Date Visited: September 28, 1993

Report Author: G. B. Hocker



J. Giachino
G. B. Hocker
G. Holdridge


Dr. Tsutomu Yano Director, Member of the Board
Koichi Kawata Statutory Auditor, Member of the Board
Takeo Sato Senior Engineer
Yoshikazu Kawauchi Senior Engineer
Hiroshi Ogura Engineer


Matsushita is a large electronics and consumer products company founded in 1918, with sales of $47 billion annually, with 43 Divisions and over 200 subsidiary companies worldwide. Its products include televisions, VCRs, and many home appliances sold under familiar brand names such as Panasonic, Technics, and Quasar. Its research facilities include a Central Research Laboratory and Research Centers for Audio Video, Semiconductors, and Living Systems (appliances).

The panel visited the Matsushita Research Institute Tokyo, located in Kawasaki. The institute was founded in 1963 and has 236 employees; 193 are researchers and 22 have doctorate degrees. The institute consists of four laboratories for advanced materials, image processing, human interface, and optoelectromechanics research. The Matsushita corporate level provides 70 percent of the funding for feasibility studies; 20 percent of the funding comes from divisions for specific contract research projects, and 10 percent comes from government-funded research. The latter includes participation in the MITI micromachine program. Eleven to fifteen researchers are working on MEMS technology, depending on one's definition of the field.

The targets of the efforts discussed were fundamental technologies for future micromachines. The work at Matsushita Research Institute on the (MITI) micromachine program involves ultrasonic sensors and rotating wobble motor actuators for the inspection capsule. The main internal efforts at Matsushita in MEMS are in micro electro-discharge machining (EDM). EDM was first developed for metals, and then applied to silicon and other semiconductors. It is viewed as a technique that can join semiconductor processing with conventional machining, providing 3-dimensionality and cylindrical geometry, for example.

Matsushita makes and sells EDM machines commercially. An early machine won an IR100 award in 1985, and the latest ED71 machine with Si micromachining capability won a design award from MITI. This machine, which was developed in conjunction with the Institute of Industrial Science at the University of Tokyo, can form parts with dimensions as small as 5 mm and with 0.1 mm resolution, and sells for about $250,000. Complex shaped parts can be machined; an example was a microturbine of 1 mm diameter with a 0.3 mm shaft.

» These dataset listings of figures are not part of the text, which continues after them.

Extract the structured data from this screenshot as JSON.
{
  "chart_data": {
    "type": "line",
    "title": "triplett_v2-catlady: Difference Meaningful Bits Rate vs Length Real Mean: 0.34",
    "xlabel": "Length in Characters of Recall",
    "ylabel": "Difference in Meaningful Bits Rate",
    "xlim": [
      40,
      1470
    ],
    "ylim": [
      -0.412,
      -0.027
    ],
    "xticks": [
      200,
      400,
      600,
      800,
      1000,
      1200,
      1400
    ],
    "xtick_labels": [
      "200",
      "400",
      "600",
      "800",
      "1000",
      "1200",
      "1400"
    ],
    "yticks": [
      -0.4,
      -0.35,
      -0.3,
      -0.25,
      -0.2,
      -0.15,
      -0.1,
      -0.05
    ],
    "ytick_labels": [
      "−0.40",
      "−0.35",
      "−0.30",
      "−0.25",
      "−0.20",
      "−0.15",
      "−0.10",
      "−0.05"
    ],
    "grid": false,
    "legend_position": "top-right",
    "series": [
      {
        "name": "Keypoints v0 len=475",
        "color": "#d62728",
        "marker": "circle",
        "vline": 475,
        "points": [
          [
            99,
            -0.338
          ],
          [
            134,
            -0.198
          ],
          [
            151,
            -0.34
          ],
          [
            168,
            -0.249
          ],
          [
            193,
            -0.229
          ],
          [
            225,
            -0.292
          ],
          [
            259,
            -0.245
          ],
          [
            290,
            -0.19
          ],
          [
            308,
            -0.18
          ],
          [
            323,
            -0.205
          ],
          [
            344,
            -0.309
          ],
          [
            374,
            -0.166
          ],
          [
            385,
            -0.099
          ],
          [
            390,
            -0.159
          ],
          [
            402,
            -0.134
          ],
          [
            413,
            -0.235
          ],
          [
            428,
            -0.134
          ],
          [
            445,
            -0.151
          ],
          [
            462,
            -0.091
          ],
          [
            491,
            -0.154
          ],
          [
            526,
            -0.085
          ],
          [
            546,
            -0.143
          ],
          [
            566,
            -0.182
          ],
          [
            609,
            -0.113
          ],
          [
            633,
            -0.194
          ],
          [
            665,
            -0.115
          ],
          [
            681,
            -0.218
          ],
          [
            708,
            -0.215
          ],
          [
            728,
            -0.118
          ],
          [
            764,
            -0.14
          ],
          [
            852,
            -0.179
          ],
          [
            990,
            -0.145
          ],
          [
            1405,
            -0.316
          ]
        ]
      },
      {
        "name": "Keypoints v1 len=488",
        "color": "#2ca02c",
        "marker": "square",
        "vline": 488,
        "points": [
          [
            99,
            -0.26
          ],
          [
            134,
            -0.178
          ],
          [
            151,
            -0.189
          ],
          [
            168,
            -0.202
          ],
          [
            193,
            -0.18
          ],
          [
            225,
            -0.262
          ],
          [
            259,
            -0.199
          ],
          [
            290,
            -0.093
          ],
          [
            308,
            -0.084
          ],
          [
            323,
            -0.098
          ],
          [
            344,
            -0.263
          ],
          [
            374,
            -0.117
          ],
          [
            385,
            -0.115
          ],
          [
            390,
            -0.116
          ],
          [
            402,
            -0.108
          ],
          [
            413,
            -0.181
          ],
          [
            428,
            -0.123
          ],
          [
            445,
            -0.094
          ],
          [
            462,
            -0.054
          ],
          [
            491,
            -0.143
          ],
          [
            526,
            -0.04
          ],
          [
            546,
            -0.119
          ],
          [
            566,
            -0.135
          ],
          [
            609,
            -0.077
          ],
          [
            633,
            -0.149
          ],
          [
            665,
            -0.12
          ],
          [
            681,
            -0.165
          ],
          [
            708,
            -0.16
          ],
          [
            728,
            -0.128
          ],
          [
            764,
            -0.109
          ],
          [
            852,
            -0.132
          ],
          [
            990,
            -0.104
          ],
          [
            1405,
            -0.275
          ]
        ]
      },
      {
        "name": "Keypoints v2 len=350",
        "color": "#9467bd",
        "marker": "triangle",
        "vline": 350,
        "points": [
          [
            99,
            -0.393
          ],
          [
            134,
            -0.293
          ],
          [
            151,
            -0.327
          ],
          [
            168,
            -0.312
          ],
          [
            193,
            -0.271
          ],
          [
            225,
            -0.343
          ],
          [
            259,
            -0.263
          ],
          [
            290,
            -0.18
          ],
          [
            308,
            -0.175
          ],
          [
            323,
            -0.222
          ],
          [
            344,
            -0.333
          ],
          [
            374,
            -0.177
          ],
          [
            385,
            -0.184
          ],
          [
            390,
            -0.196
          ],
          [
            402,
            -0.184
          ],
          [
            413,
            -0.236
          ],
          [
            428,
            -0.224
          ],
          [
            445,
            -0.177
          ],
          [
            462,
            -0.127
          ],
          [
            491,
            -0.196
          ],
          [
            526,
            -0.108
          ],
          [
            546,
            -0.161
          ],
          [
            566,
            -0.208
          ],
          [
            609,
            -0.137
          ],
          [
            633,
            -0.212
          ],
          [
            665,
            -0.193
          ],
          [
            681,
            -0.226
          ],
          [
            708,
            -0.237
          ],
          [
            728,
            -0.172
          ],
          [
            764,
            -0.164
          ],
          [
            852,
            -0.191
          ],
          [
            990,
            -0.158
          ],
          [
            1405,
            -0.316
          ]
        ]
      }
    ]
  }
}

The EDM machines were shown on a laboratory tour, which also included an STM microscope built in-house and used for materials studies. The institute also described micromolding of parts from a mold fabricated by EDM, along with a shape memory alloy actuator for a hard drive head for noncontact start and stop.

The Central Research Laboratory is looking at materials for magnetic, piezoelectric, and electrostatic actuators for MEMS, including ultrasonic motors. In addition, many sensors are being developed at the Living Systems Research Laboratory. Matsushita would like to replace many conventional sensors with semiconductor-based devices; the major issues are cost and reliability.

Four possible stages of MEMS development were proposed: Sensors comprise the first stage, while the second could be devices that move but are not coupled to the outside world. A third stage would develop actuators coupled to the outside; torques > 1 gm-cm are believed required to be useful. The final stage would involve complete MEM systems. Matsushita researchers believe it is most important now to clarify what systems applications are best suited to MEMS. Molding is seen as key to addressing high-volume applications, perhaps using molds formed by micro electro-discharge machining; parts assembly is another critical need of MEMS technology. The institute is also interested in future LIGA experiments with SORTEC. Some believe that MEMS may represent a series of gradual improvements in making tiny mechanical parts. The benefits may appear in a long, evolutionary rather than revolutionary, fashion.


Masaki, T. 1990. "Micro Electro-discharge Machining and its Applications." Paper presented at Micro Electro Mechanical Systems, 11-14 February. Napa, CA.

Panasonic Micro Electro-discharge Machine MG-ED07 and MG-ED05 product literature.

Uchida, T., et al. "Molecular Dynamics Simulation of Nanometer-level Cutting."